Hi,
I've found a problem with samba when printing from a client running win95
+ DFS. The print fails with a segmentation fault. The problem is that
Win95 does not return the proper file_fsp( smb_vwv0) when doing an IOCTL
request.This causes the file_fsp call in reply_ioctl (smbd/reply.c) to
fail cause a segmentation fault.
I do not understand how samba work, but here is my working patch for this. I
just copied the fid from the last open_And_X call and write it into inbuf
if the file_fsp is different.
Attached here is the diff.

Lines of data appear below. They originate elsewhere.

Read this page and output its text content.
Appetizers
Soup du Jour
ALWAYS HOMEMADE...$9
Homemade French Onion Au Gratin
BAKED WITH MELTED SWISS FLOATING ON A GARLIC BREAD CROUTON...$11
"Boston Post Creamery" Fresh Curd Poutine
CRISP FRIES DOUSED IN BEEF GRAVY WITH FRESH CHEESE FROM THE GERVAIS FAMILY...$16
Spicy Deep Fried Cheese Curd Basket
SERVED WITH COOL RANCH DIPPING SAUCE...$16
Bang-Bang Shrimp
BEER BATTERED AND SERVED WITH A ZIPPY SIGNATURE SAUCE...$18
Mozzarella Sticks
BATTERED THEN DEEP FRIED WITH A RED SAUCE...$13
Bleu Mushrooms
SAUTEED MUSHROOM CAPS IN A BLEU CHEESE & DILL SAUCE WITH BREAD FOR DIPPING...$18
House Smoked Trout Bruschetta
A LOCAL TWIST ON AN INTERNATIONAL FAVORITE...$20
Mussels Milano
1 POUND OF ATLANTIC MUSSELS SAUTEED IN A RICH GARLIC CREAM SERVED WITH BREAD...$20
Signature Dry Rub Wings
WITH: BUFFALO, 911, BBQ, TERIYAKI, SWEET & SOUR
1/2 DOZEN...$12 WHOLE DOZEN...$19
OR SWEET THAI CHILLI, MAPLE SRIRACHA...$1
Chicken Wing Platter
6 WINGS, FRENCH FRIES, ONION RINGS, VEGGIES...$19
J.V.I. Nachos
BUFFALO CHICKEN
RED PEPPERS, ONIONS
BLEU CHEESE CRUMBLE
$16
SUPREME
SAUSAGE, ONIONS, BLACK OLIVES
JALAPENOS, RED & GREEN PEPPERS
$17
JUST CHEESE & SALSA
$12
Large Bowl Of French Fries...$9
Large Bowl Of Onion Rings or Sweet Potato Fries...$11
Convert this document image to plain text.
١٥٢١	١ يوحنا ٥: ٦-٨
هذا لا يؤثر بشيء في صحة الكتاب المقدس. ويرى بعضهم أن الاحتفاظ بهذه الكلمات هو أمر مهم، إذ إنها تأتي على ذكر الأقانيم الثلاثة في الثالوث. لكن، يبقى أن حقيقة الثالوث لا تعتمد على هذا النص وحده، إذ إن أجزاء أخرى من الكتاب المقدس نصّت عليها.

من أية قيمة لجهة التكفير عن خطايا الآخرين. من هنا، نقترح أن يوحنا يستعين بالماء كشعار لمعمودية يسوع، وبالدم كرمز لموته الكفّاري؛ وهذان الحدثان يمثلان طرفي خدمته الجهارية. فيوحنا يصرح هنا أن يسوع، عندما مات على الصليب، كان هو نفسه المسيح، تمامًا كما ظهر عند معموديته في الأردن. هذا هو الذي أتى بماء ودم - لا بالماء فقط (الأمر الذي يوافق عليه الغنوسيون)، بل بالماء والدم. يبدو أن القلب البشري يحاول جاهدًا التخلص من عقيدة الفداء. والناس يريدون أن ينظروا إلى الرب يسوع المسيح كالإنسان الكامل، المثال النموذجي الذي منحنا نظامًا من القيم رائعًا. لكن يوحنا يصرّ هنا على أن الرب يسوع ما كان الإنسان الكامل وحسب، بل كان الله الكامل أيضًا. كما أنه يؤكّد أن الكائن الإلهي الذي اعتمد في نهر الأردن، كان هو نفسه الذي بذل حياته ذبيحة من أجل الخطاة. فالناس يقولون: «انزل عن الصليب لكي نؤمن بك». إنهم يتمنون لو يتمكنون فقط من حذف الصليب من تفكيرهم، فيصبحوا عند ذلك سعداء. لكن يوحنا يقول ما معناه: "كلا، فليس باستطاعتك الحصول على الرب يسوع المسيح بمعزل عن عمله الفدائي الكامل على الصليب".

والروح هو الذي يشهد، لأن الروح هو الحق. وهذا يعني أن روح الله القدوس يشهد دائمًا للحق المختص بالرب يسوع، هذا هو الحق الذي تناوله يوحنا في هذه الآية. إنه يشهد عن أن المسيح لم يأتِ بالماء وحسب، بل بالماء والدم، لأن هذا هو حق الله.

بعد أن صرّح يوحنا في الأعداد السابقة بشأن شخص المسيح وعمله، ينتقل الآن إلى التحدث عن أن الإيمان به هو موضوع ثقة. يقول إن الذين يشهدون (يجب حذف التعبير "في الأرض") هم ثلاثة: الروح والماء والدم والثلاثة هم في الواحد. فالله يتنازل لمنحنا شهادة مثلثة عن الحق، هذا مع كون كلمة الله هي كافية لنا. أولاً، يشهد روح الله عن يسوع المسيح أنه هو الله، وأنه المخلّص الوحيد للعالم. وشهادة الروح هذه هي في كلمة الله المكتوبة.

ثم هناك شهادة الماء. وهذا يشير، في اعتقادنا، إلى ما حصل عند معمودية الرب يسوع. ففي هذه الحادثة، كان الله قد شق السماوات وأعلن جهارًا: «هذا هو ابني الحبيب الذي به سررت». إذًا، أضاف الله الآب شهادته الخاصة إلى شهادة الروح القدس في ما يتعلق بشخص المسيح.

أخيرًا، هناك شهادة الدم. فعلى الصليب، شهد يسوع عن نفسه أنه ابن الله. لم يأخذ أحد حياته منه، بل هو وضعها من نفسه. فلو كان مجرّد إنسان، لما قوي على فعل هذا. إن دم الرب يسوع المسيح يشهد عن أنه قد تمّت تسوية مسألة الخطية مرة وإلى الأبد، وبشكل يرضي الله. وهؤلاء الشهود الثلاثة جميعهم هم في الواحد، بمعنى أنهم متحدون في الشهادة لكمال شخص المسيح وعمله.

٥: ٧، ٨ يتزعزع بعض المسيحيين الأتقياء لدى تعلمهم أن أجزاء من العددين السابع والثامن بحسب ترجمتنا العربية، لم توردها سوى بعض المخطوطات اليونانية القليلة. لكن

The patch is only on
/smbd/reply.c
Thank you.
Iskantharajah T
-------------- next part --------------
--- ./reply.c Mon Apr 7 09:54:00 2003
+++ reply.c.new Fri Sep 5 19:38:51 2003
@@ -45,6 +45,10 @@
Report a possible attack via the password buffer overflow bug.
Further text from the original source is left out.